Каждый раз, когда Д. предается таким абсурдным размышлениям, одна странная мысль приносит за собой другую. «Я что, собираюсь снова свою жизнь наполнить неприятностями? Может, я свихнулась? Я только позавчера закончила с домом, – гневно возражает она и вскоре добавляет. – Я говорю не о переоцененном слове „всегда“, являющемся перевернутым зеркальным отражением „никогда“, и не о боли „вечности“, которую мудрецы прокляли и назвали „криком молнии, копьем, что протыкает сердце, мукой Времени без времени“. Я говорю о маленькой, вот такусенькой, отсрочке, о крошке, которой даже голодный воробушек не насытится. Когда кто-то уходит из жизни обиженным, подрывается порядок, и несправедливо, чтобы на живых ложилась тяжесть того, кто ушел обиженным; тем не менее, остается вопрос: кто счастливчик?
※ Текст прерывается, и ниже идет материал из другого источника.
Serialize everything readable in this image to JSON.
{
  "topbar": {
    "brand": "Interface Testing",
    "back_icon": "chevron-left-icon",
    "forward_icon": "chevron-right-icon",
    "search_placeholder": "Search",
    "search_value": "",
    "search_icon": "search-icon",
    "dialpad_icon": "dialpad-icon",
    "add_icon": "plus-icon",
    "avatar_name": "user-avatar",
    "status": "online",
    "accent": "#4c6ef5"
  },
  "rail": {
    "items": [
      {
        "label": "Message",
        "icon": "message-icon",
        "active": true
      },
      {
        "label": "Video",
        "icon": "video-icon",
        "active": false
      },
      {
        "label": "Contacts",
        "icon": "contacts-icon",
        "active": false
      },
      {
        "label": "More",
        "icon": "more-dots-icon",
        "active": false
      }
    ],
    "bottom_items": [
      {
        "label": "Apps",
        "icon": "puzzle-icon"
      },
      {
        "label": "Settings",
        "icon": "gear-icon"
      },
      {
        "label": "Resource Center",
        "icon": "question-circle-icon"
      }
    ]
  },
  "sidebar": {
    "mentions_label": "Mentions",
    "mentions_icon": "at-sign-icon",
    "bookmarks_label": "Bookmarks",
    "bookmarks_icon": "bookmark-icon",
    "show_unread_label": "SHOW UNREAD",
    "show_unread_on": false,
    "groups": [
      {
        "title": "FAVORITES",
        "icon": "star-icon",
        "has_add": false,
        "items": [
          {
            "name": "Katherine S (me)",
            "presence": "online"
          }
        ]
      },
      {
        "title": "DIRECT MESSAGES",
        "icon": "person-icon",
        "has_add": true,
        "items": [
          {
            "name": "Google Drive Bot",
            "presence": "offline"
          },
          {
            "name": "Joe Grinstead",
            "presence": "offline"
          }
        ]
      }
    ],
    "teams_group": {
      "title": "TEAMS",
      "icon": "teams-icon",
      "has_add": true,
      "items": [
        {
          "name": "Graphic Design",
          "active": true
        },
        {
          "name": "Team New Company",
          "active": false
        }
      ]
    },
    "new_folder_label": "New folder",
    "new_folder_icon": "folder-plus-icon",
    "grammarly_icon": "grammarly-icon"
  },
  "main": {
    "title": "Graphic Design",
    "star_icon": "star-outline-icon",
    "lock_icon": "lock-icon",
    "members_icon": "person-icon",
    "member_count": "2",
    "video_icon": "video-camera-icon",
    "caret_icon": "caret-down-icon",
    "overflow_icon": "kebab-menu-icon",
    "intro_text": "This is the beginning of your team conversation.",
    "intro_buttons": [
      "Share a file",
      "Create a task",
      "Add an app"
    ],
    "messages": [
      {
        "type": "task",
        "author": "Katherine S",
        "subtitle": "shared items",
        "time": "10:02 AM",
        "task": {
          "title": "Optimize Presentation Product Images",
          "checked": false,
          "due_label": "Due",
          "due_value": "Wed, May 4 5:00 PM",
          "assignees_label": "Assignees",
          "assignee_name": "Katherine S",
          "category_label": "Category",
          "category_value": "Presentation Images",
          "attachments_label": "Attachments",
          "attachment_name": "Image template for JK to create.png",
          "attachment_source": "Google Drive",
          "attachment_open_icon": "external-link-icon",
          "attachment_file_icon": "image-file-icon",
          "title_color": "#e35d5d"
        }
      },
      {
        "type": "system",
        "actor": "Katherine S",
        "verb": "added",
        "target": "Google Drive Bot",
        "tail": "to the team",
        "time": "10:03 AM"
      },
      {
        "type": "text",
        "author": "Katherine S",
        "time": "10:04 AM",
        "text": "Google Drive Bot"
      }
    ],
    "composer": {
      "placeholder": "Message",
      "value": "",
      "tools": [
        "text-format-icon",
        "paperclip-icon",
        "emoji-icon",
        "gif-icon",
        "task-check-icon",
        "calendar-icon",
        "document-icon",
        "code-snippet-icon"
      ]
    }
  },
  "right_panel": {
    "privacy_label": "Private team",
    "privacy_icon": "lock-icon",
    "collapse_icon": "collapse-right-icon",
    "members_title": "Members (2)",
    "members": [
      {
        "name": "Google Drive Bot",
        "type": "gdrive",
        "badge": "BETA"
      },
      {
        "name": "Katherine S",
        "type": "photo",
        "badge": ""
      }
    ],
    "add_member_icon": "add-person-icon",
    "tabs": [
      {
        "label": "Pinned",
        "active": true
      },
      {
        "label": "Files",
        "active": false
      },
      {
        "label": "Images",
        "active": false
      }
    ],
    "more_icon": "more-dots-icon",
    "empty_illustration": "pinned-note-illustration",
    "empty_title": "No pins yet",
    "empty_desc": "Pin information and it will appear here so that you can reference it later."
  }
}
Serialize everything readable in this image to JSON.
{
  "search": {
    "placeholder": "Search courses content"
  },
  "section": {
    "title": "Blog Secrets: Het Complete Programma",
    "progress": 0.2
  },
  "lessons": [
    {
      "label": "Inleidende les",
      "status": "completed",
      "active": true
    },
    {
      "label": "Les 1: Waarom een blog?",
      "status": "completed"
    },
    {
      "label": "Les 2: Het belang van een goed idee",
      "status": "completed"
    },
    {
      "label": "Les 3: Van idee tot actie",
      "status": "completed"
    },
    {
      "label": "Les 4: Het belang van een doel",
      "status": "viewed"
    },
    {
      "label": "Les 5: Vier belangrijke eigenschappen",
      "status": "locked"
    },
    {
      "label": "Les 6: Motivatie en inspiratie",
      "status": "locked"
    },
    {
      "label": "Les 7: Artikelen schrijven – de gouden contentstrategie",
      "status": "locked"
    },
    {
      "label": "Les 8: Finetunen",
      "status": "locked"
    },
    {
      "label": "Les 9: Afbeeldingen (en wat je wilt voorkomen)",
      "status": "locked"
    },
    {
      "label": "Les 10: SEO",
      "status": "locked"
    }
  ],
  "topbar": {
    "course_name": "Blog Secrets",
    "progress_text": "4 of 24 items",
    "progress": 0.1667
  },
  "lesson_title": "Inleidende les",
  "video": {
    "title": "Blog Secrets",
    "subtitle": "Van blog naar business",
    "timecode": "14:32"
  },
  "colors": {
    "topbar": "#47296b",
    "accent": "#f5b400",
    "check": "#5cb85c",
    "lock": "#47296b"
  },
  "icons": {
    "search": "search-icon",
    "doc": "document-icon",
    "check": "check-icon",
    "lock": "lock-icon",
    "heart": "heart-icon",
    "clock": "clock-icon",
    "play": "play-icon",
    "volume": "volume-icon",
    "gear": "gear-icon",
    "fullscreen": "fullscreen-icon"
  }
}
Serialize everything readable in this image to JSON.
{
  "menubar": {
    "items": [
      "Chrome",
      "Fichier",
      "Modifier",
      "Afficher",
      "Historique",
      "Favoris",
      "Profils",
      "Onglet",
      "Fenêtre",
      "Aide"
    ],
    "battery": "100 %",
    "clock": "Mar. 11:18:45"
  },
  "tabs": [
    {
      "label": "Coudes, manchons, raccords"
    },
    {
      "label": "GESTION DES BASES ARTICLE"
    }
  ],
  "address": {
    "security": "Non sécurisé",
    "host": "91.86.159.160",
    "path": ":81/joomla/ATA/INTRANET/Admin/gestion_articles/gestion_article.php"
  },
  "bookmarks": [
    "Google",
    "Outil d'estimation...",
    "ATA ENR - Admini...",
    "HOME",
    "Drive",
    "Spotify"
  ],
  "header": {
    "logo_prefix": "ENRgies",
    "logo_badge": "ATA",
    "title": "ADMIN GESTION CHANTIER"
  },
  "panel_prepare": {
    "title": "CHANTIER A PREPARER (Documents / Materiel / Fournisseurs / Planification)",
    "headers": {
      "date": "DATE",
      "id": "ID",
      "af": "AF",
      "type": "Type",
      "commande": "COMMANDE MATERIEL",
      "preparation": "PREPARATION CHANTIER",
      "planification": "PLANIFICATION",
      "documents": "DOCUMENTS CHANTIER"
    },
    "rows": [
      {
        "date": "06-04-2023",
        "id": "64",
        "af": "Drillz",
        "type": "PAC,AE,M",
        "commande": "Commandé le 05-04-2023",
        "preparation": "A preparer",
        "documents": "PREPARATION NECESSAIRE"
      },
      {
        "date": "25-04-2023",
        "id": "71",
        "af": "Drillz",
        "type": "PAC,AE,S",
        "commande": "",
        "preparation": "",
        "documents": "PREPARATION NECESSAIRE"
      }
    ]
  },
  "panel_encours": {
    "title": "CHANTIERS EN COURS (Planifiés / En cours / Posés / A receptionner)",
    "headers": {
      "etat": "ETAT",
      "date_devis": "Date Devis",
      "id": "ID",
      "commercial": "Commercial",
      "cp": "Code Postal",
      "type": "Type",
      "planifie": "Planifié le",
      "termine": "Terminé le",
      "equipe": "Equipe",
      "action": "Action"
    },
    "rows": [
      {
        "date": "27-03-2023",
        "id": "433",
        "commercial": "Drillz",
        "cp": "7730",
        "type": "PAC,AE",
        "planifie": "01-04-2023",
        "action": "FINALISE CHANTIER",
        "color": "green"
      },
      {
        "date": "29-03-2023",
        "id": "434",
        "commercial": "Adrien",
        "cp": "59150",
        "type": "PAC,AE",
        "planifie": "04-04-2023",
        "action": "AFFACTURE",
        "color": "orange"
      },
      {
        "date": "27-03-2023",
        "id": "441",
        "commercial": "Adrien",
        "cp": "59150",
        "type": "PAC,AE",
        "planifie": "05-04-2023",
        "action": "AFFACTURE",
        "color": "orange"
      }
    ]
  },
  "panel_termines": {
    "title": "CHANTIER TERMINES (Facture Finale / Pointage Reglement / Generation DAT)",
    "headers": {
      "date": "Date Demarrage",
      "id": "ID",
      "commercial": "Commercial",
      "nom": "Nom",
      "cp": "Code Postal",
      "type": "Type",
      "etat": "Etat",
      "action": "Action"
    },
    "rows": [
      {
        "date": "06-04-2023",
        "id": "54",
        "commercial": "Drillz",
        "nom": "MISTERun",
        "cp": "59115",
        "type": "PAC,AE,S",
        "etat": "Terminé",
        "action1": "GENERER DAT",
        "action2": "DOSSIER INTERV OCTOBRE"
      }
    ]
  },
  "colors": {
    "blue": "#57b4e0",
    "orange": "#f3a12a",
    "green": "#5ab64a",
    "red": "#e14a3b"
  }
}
Тот, кто недостаточно прожил, чтобы осознать неотвратимость Хроноса-Мороса, то есть безгодый юноша, ушедший раньше времени, или тот, кто, как и я, пережил все, что нужно, чтобы это время ощутить?» Она качает головой на подушке вправо-влево, чтобы стряхнуть с себя мысли, как собака стряхивает воду со своей шерсти, но все напрасно – предчувствие вероятности отсрочки жизни продолжительностью прямо пропорциональной личным целям и желанию, велико. И кто может противостоять соблазну такого дара? Кто? «Однако, – подытоживает она, – только кретину не видно, что именно это смехотворное трагикомическое упорство и вращает колесо жизни, а вместе с ней – не стоит себя обманывать – стрелки часов, „исправляя“ время на всех хронометрах: солнечных, настольных, настенных, карманных, наручных; значит, ноль в делителе, ноль в произведении, и в сумме, и в остатке – ноль во всем; плюнь и начинай сначала, а лучше плюнь в конце. Но все-таки я не вынесла бы человека, который лишил бы меня, пусть и нечаянно, рассудка, правды – или, может быть, лжи? – жизни, но вот полюбуйтесь-ка на меня: разве не то же самое делаю я сейчас сама с собой?» Несмотря на оправдания она и сегодня не обнаружила никакой разницы. Результат остался тем же.